Prazo estendido busca isonomia entre os sócios
Na mesma nota, a instituição informou que, “para preservar o direito de todos os acionistas”, estendeu até 3 de junho o prazo de subscrição prioritária. O Governo do Distrito Federal (GDF), detentor de 53,7% das ações, indicou que participará da rodada, mas ainda não definiu o valor a ser aportado.
A assembleia de abril autorizou o aumento de capital e abriu caminho para a emissão, mas os eventos recentes aceleraram a necessidade de injeção financeira. Com a venda gradual de ações, a direção do banco pretende evitar a diluição excessiva de minoritários e, ao mesmo tempo, sinalizar ao mercado o compromisso com as exigências prudenciais.

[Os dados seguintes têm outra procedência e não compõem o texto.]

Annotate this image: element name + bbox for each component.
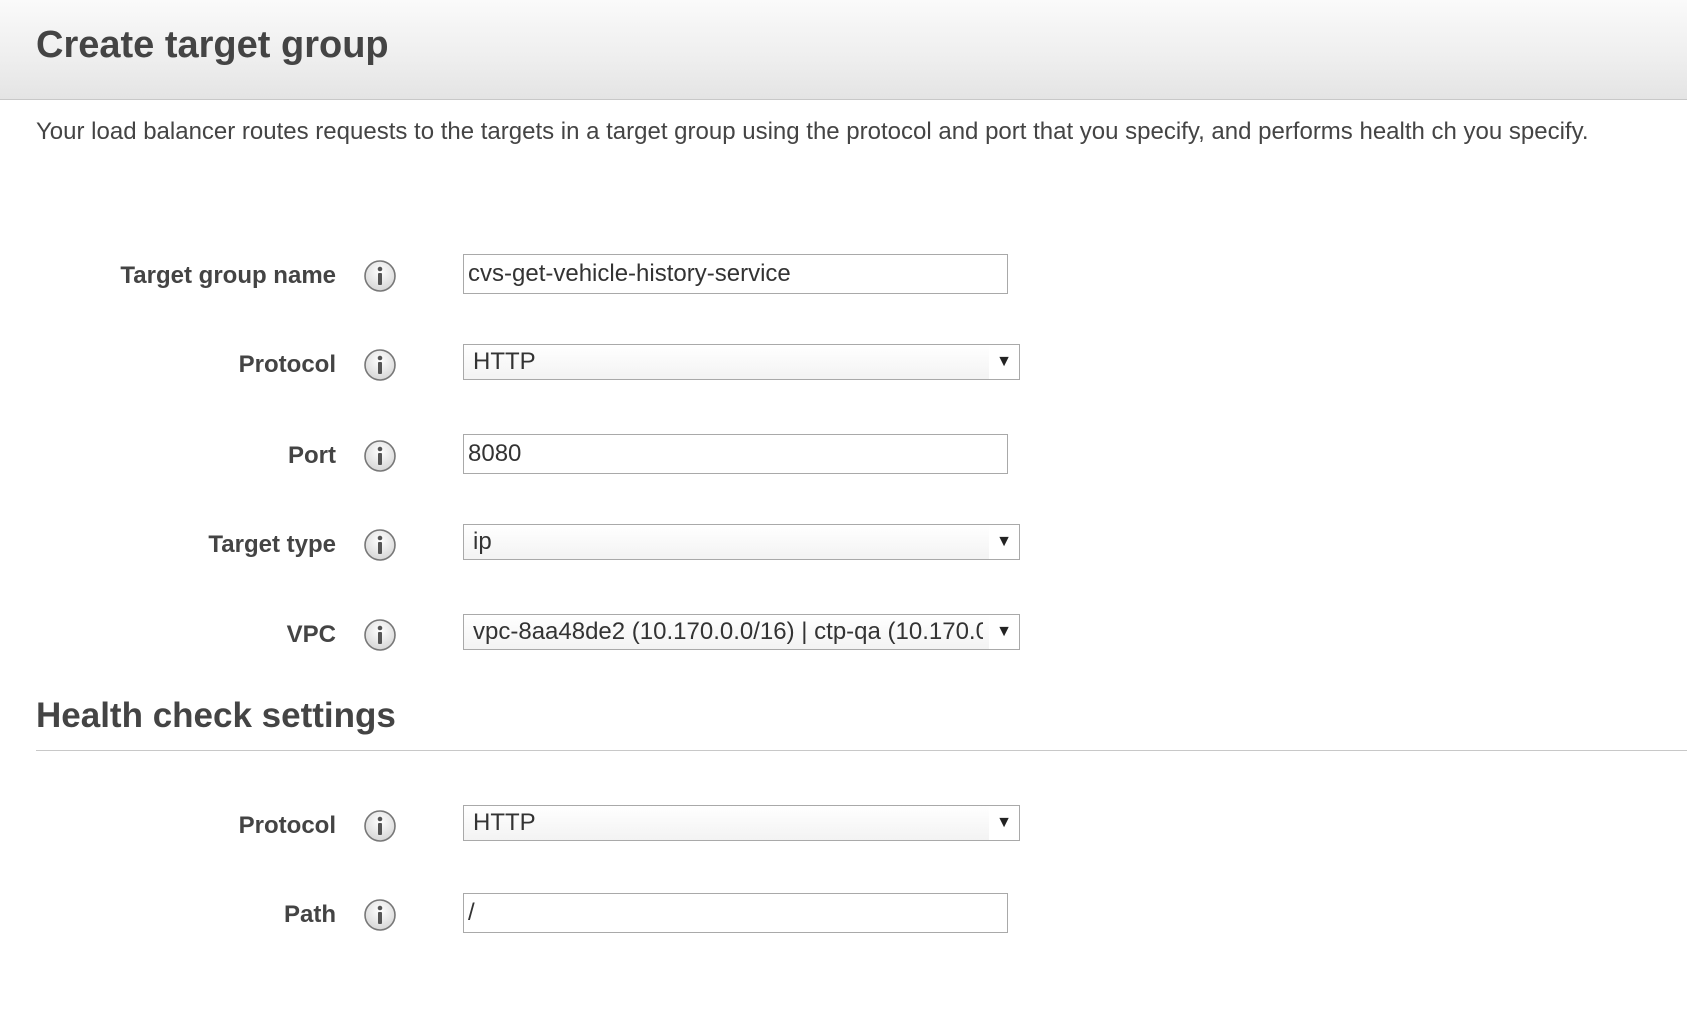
target-group-name-input[interactable]	[463, 254, 1008, 294]
health-check-protocol-row: Protocol HTTP ▼	[0, 804, 1100, 848]
dropdown-arrow-icon: ▼	[989, 806, 1019, 840]
health-check-path-row: Path	[0, 893, 1100, 937]
port-input[interactable]	[463, 434, 1008, 474]
health-check-protocol-select-value: HTTP	[473, 809, 536, 836]
vpc-label: VPC	[286, 621, 336, 648]
page-title: Create target group	[36, 24, 389, 66]
target-type-select[interactable]: ip ▼	[463, 524, 1020, 560]
health-check-section-title: Health check settings	[36, 696, 396, 735]
info-icon[interactable]	[363, 439, 396, 472]
create-target-group-page: Create target group Your load balancer r…	[0, 0, 1687, 1027]
section-divider	[36, 750, 1687, 751]
target-group-name-row: Target group name	[0, 254, 1100, 298]
vpc-select-value: vpc-8aa48de2 (10.170.0.0/16) | ctp-qa (1…	[473, 618, 983, 645]
target-type-row: Target type ip ▼	[0, 523, 1100, 567]
port-row: Port	[0, 434, 1100, 478]
info-icon[interactable]	[363, 348, 396, 381]
target-type-select-value: ip	[473, 528, 492, 555]
page-description: Your load balancer routes requests to th…	[36, 118, 1589, 145]
health-check-protocol-select[interactable]: HTTP ▼	[463, 805, 1020, 841]
protocol-row: Protocol HTTP ▼	[0, 343, 1100, 387]
header-divider	[36, 99, 1687, 100]
dropdown-arrow-icon: ▼	[989, 615, 1019, 649]
info-icon[interactable]	[363, 528, 396, 561]
info-icon[interactable]	[363, 898, 396, 931]
page-header: Create target group	[0, 0, 1687, 100]
protocol-select[interactable]: HTTP ▼	[463, 344, 1020, 380]
info-icon[interactable]	[363, 809, 396, 842]
dropdown-arrow-icon: ▼	[989, 525, 1019, 559]
info-icon[interactable]	[363, 259, 396, 292]
port-label: Port	[288, 442, 336, 469]
health-check-protocol-label: Protocol	[238, 812, 336, 839]
vpc-row: VPC vpc-8aa48de2 (10.170.0.0/16) | ctp-q…	[0, 613, 1100, 657]
dropdown-arrow-icon: ▼	[989, 345, 1019, 379]
vpc-select[interactable]: vpc-8aa48de2 (10.170.0.0/16) | ctp-qa (1…	[463, 614, 1020, 650]
health-check-path-input[interactable]	[463, 893, 1008, 933]
protocol-label: Protocol	[238, 351, 336, 378]
protocol-select-value: HTTP	[473, 348, 536, 375]
info-icon[interactable]	[363, 618, 396, 651]
target-group-name-label: Target group name	[120, 262, 336, 289]
target-type-label: Target type	[208, 531, 336, 558]
health-check-path-label: Path	[283, 901, 336, 928]
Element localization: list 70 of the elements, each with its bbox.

Operação Compliance Zero escancara rombo bilionário
Em novembro de 2025, a Polícia Federal deflagrou a primeira fase da Operação Compliance Zero, revelando a compra de ativos de difícil recuperação do Banco Master e estimando perdas que podem superar R$ 10 bilhões. O controlador do Master, Daniel Vorcaro, foi preso em março, enquanto o ex-presidente do BRB, Paulo Henrique Costa, também foi detido sob suspeita de receber vantagens para aprovar o negócio.

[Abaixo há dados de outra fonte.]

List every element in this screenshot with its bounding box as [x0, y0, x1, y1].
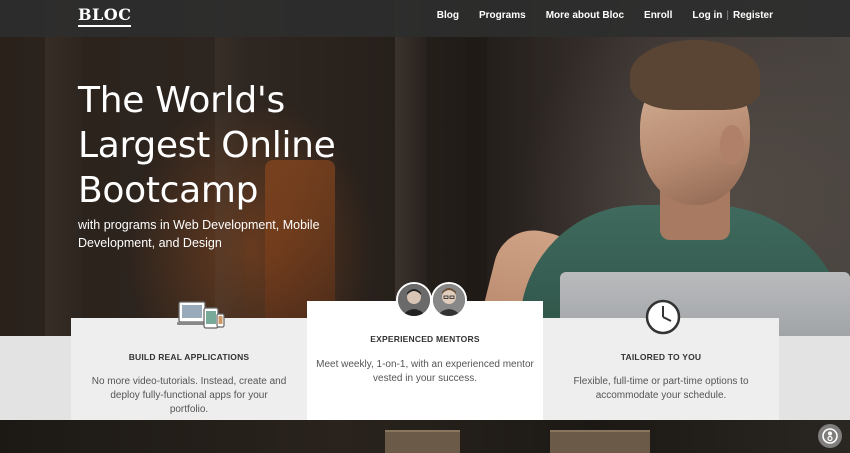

Desde então, o banco não entregou as demonstrações financeiras referentes a 2025, cuja publicação deveria ter ocorrido até 31 de março. A postergação impede a mensuração exata do prejuízo e acentua a pressão de reguladores. Sem o balanço auditado, a administração precisa demonstrar, por meio do aumento de capital, que possui colchão suficiente para absorver potenciais perdas.
GDF recorre ao STF em busca de aval para empréstimo
Paralelamente ao aporte societário, o GDF requereu ao Supremo Tribunal Federal autorização para contrair R$ 6,6 bilhões junto ao Fundo Garantidor de Crédito (FGC), entidade privada que protege poupadores em caso de quebra bancária. O processo, relatado pelo ministro Luiz Fux, foi tema de audiência nesta manhã, com a participação da governadora em exercício Celina Leão e do ministro da Fazenda, Dario Durigan.
Para liberar a operação, o governo distrital pede que o Tesouro Nacional revise a nota de crédito do DF e funcione como garantidor indireto. O Ministério da Fazenda sinalizou que exigirá contragarantias: caso o Distrito Federal deixe de honrar parcelas, a União poderá reter repasses dos Fundos de Participação dos Estados (FPE) e dos Municípios (FPM).
Próximos passos e exigências regulatórias
As novas regras de capitalização serão submetidas ao Banco Central, que avaliará se o fluxo de homologações parciais preserva a solidez do sistema financeiro. A autarquia também aguarda o balanço auditado do BRB para mensurar, com precisão, o impacto dos ativos problemáticos no índice de adequação de capital.
Embora o cronograma para conclusão da oferta não tenha sido detalhado, a diretoria trabalha com a perspectiva de concluir a emissão principal ainda no segundo semestre. A realização de leilões subsequentes dependerá da adesão inicial dos acionistas e do retorno de confiança do mercado, abalado após as denúncias da Polícia Federal.
Impacto financeiro: custo de oportunidade para o GDF e acionistas
A prática de homologar aportes fracionados pode reduzir o custo de oportunidade para o GDF e investidores privados. Ao injetar capital em etapas, o controlador evita a alocação imediata de toda a quantia, mantendo liquidez para outras despesas do governo distrital enquanto o banco vai recompondo gradualmente seus índices. Para minoritários, o parcelamento diminui a necessidade de contrair dívida ou vender ativos de forma apressada para acompanhar a oferta e evitar diluição. Contudo, caso a adesão inicial seja tímida, o BRB poderá enfrentar pressão do regulador para acelerar novas chamadas de capital ou buscar alternativas de funding mais onerosas, elevando o risco financeiro para o conjunto de acionistas.